The present study demonstrated CIM to have an important inhibitory effect on periodontitis-induced nitrooxidative stress in rats, which is in accordance with other studies [28].

Nitro-oxidative stress is an important mechanism of tissue damage in chronic inflammation. NO synthesis can be evaluated indirectly by measuring the end products of NO oxidation: nitrite and nitrate anions. Nitrite can be reduced to NO by hypoxia, tissue acidosis, or by enzymes. These phenomena make serum levels of nitrates indicators of NO production in vivo and important complementary reservoirs of NO in physiological conditions [29].

CIM is used to treat and prevent gastric ulceration. It binds to the heme-iron portion of CYP to inhibit CYP activity. Because of the similarity of structure of iNOS and CYP as well as the post-translational role of CYPIIIA in cytokine-mediated NO synthesis, CIM may block the inflammation-generated production of NO catalyzed by iNOS. In periodontitis, oral rinse solutions of CIM have been shown to enhance the antibacterial functions of crevicular neutrophils [16,17,20].

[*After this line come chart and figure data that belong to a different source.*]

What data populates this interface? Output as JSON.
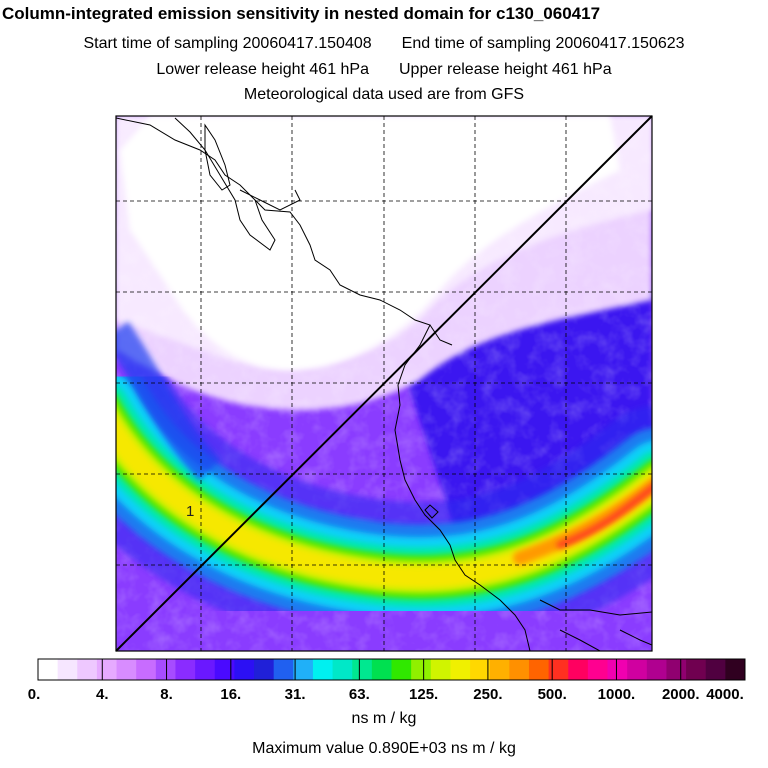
{
  "header": {
    "title": "Column-integrated emission sensitivity in nested domain for c130_060417",
    "start_label": "Start time of sampling 20060417.150408",
    "end_label": "End time of sampling 20060417.150623",
    "lower_label": "Lower release height  461 hPa",
    "upper_label": "Upper release height  461 hPa",
    "met_label": "Meteorological data used are from GFS"
  },
  "chart_data": {
    "type": "heatmap",
    "title": "Column-integrated emission sensitivity in nested domain for c130_060417",
    "point_label": "1",
    "colorbar": {
      "tick_labels": [
        "0.",
        "4.",
        "8.",
        "16.",
        "31.",
        "63.",
        "125.",
        "250.",
        "500.",
        "1000.",
        "2000.",
        "4000."
      ],
      "colors": [
        "#ffffff",
        "#f6e6ff",
        "#eec8ff",
        "#e6aaff",
        "#d88cff",
        "#c86cff",
        "#a64cff",
        "#8a2cff",
        "#6a18ff",
        "#4a0aff",
        "#2c10f4",
        "#2020d8",
        "#2060f0",
        "#20b0f8",
        "#00f0f0",
        "#00e8c8",
        "#00e890",
        "#00e050",
        "#30e800",
        "#90f000",
        "#d0f400",
        "#f0f000",
        "#ffd800",
        "#ffb000",
        "#ff9000",
        "#ff6400",
        "#ff3020",
        "#ff0060",
        "#ff0090",
        "#f000b0",
        "#d000a0",
        "#b00090",
        "#900070",
        "#700050",
        "#500040",
        "#300020"
      ],
      "units": "ns m / kg",
      "scale": "log"
    },
    "maximum": {
      "label": "Maximum value  0.890E+03 ns m / kg",
      "value": 890,
      "units": "ns m / kg"
    },
    "grid": true
  }
}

Non-steroidal antiinflammatory drugs in association with CIM increase anti-inflammatory activities because CIM also has other immunomodulatory effects: stimulation of lymphocyte proliferation; reduction of T-cell activity; inhibition of the antigen–antibody reaction [30]. In the present study, a low dose of CIM could reduce NOx at a comparable level with that seen with NOS inhibitors. Hence, modifying the destructive effect of NO using low-dose CIM might enable periodontal breakdown to be decreased and the periodontium stabilized.

Conclusion

The present study provided evidence for the hypothesis that low-dose CIM has anti-inflammatory activity in a model of periodontitis in rats by reducing nitro-oxidativestress. Our findings suggest that CIM may be a useful adjunctive HMT in conditions associated with periodontitis.